Wenn Sie erkrankt sind und sich im Spital oder in einer Kurbehandlung befinden, denken Sie in erster Linie daran, rasch geheilt zu werden. Aber während der Abwesendheit muss auch das Budget fortgesetzt werden. Wenn es ein unter zwölfjähriges bzw. hilfsbedürftiges Kind gibt, finanziert die gesetzliche Krankenkasse die Haushaltshilfe unter gewissen Vorraussetzungen.

Dabei ist es von Bedeutung, dass die Haushaltshilfe nicht vom Hausarzt verschrieben wird, sondern dass der Versicherungsnehmer einen entsprechenden Krankenversicherungsantrag stellt. An dieser Stelle sollte er einen Einblick in die Statuten seiner Krankenkasse nehmen. Es gibt Vorschriften darüber, ob Haushaltszuschüsse auch unter weniger strikten Bedingungen gezahlt werden.

Zur Klärung, ob man ein Anrecht darauf hat, muss die Antwort darauf gegeben werden, ob es einen Partner oder Verwandten gibt, der in der selben Wohneinheit wohnt und für den der Fortbestand des Haushaltes erwartet werden kann. Dies kann auch ein anderes, höheres Schulkind sein, wenn es nicht zur Unterbrechung einer Erziehung erzwungen wird.

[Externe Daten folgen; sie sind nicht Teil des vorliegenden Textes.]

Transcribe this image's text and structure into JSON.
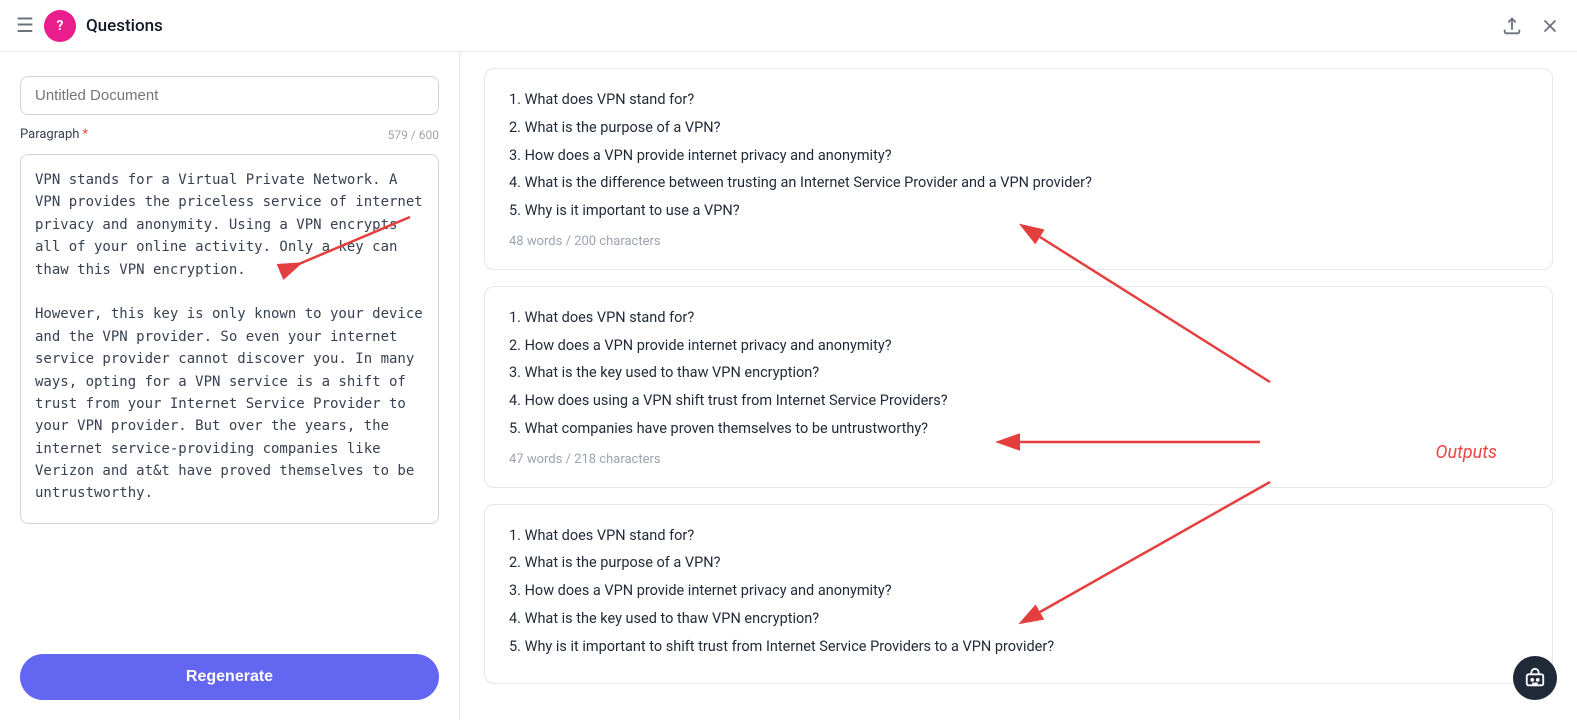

Für Ehegatten oder Lebenspartner ist es in der Regel sinnvoll, die Hausarbeit in ihrer freien Zeit fortzusetzen. Wenn sie für einen bestimmten Zeitraum an eine Beschäftigung geknüpft sind, kann die Krankenkasse auch teilweise Leistungen bereitstellen. Wenn der Antrag bewilligt wird, wird für alle Aktivitäten im Haus geholfen, von der Wohnungsreinigung, über Bekleidung und Wäscherei bis hin zur Essenszubereitung und Kinderbetreuung.

So lange der Versicherungsnehmer erkrankt ist und andere Bedingungen erfüllt sind, gibt es keine Zeitbegrenzung. Falls die Krankenkasse keine Haushaltshilfe anbietet, können Sie Ihre eigene Unterstützung in Anspruch nehmen und eine Rückerstattung beantragen. Wenn Sie diese Aufgabe lieber einem Angehörigen Ihrer Familie übertragen möchten, zahlt Ihnen die Krankenkasse nichts.

Es können nur die Reisekosten und der entgangene Verdienst des Angehörigen ersetzt werden, sofern die Höhe der Reisekosten im Verhältnis zu den Aufwendungen einer zugewiesenen Haushaltshilfe nicht unangebracht ist.